Hân-wen la serre dans ses bras et la presse sur son cœur, en l'arrosant de ses larmes. Au moment où les deux époux se tenaient tendrement enlacés, et confondaient leurs caresses et leurs soupirs, le religieux s'écria d'une voix imposante: «Blanche, partez!»

Blanche se prosterne toute tremblante à ses pieds: «Mon père, lui dit-elle, j'obéis; mais après cette séparation cruelle, j'ignore si plus tard je pourrai sortir de ma prison.

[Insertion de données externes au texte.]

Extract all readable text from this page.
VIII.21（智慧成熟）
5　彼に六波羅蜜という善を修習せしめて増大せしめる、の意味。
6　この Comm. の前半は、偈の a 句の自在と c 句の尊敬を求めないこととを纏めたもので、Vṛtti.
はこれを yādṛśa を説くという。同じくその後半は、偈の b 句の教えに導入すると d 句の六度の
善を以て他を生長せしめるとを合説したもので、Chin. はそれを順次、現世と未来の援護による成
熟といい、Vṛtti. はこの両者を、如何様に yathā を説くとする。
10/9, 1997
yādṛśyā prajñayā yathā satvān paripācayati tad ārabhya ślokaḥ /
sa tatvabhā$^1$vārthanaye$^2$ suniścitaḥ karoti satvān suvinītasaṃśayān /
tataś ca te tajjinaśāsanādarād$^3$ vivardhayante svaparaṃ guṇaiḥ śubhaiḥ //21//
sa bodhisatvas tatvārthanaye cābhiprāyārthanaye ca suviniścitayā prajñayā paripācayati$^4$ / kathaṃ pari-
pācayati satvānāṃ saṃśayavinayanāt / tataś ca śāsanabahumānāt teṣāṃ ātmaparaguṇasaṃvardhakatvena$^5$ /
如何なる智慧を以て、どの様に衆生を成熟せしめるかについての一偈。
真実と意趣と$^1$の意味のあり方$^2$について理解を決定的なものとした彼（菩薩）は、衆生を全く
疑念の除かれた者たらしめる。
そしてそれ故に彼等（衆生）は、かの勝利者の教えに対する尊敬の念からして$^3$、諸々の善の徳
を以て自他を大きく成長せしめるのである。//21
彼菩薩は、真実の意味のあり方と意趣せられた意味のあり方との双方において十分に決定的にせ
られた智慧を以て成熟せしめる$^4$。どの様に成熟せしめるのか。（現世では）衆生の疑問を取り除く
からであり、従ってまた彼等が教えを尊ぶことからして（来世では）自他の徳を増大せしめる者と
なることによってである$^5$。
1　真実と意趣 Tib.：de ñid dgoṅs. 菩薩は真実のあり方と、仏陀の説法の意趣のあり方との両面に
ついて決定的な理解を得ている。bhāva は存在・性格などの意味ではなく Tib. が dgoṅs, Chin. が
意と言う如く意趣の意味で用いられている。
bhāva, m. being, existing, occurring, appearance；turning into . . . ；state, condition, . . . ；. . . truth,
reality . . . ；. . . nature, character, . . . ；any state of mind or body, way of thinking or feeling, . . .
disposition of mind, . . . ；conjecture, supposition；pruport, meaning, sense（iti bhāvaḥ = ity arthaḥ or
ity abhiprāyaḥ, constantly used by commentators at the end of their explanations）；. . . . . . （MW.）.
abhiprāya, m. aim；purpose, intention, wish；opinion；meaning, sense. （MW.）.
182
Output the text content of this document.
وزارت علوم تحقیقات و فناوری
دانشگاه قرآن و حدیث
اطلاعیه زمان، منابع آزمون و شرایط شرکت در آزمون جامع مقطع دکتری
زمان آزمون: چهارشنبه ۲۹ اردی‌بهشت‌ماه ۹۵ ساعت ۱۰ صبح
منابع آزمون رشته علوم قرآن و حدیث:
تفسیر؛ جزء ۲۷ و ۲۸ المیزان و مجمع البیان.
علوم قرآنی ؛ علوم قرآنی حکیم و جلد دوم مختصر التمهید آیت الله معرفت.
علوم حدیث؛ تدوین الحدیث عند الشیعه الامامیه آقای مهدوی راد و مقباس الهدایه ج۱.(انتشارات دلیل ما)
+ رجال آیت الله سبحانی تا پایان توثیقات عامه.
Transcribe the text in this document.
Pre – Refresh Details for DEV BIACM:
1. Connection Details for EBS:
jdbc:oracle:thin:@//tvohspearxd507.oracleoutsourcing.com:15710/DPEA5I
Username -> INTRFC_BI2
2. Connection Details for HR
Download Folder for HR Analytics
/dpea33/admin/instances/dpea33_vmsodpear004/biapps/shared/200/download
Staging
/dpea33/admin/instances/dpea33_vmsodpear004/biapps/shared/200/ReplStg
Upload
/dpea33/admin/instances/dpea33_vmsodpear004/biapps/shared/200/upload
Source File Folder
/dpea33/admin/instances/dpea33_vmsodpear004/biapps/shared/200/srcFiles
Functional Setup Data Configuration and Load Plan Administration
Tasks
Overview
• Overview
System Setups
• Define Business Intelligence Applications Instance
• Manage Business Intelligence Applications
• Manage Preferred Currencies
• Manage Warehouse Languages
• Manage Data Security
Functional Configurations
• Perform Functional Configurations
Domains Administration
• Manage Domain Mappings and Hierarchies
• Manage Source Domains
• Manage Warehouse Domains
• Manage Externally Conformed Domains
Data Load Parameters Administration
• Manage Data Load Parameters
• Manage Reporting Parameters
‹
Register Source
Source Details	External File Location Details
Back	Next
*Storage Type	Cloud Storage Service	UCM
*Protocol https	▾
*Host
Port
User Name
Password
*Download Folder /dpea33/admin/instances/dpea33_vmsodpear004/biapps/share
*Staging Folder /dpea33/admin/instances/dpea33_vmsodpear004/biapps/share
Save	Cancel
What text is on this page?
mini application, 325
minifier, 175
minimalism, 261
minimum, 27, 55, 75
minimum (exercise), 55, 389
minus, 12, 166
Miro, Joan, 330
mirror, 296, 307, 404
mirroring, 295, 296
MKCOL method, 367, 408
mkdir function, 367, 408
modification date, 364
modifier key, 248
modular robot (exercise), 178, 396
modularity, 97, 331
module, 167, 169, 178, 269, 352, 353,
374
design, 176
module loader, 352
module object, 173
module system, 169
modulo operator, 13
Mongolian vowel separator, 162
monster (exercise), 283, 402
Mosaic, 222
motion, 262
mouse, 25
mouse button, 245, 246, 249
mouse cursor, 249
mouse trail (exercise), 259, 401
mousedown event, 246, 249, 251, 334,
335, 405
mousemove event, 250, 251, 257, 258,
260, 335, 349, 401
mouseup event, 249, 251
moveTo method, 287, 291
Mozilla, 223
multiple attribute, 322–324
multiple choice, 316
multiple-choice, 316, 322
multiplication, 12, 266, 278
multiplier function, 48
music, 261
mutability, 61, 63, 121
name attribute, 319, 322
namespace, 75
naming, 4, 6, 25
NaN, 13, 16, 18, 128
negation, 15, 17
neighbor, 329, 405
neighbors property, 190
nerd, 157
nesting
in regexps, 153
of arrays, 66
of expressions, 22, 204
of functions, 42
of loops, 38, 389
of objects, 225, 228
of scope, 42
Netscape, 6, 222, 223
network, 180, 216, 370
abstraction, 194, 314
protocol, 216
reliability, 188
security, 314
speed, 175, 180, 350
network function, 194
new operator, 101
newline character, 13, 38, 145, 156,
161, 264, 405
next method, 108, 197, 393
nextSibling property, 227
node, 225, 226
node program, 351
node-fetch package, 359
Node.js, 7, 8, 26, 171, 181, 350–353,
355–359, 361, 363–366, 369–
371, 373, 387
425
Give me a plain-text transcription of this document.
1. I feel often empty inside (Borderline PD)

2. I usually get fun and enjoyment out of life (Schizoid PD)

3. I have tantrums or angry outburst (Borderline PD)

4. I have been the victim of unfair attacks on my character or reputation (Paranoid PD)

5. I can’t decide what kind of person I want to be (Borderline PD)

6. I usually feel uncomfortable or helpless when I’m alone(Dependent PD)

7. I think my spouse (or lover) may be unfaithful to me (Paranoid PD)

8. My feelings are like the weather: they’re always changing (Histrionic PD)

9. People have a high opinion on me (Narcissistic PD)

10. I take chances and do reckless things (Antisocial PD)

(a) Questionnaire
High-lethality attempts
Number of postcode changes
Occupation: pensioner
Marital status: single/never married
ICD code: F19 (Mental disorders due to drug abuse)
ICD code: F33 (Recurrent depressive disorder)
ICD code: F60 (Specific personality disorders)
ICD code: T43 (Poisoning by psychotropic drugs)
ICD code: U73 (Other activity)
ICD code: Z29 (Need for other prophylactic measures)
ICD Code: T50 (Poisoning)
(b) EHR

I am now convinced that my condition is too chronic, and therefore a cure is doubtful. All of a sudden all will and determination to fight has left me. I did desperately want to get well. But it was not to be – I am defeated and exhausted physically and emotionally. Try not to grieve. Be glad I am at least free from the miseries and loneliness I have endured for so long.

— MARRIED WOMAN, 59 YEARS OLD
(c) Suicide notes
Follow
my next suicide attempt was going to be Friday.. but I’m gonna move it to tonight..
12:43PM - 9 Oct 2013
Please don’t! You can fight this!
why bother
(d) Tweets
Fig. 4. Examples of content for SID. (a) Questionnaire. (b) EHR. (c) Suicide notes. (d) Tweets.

—Partez! lui dit le religieux. Si vous pouvez épurer votre cœur et vous perfectionner dans la science de la vertu; quand votre fils aura acquis un nom illustre, et qu'il reviendra pour offrir un sacrifice dans cette pagode, je briserai moi-même les liens qui vous enchaînent ici, et je vous ferai passer dans le séjour des âmes heureuses. Mais si vous ne purifiez pas votre cœur, si vous n'effacez pas vos fautes, le lac se dessèchera, la pagode tombera en ruines, et vous ne pourrez sortir de votre prison.

—J'obéirai aux ordres de Bouddha,» lui dit Blanche, en frappant la terre de son front.

Le religieux lève son bâton et en frappe la pagode. Au même instant elle s'éloigne, et du sein de la terre s'échappe une source impétueuse. «Blanche, descendez!» s'écrie Fa-haï d'une voix imposante; et soudain Blanche se précipite dans les flots qui coulent aux pieds de la pagode. Il frappe une seconde fois la pagode de son bâton, et la pagode obéissante, revient couvrir la place qu'elle occupait.

Le religieux, ayant exécuté la sentence de Bouddha, monta sur un char de nuages et s'en retourna au couvent de la Montagne-d'Or. On peut dire avec le poète:

L'époux et l'épouse sont comme deux oiseaux d'une même forêt;

quand le terme fatal est arrivé, ils s'envolent chacun de leur côté.

Hân-wen s'abandonna si vivement aux émotions de sa douleur, qu'on craignit un instant pour ses jours. A la fin, il partit, et s'en retourna lentement dans sa maison; mais la vue de Mong-kiao ne fit que redoubler ses gémissements et ses larmes. Kong-fou et sa femme s'efforcent de le consoler, et parviennent à calmer son affliction.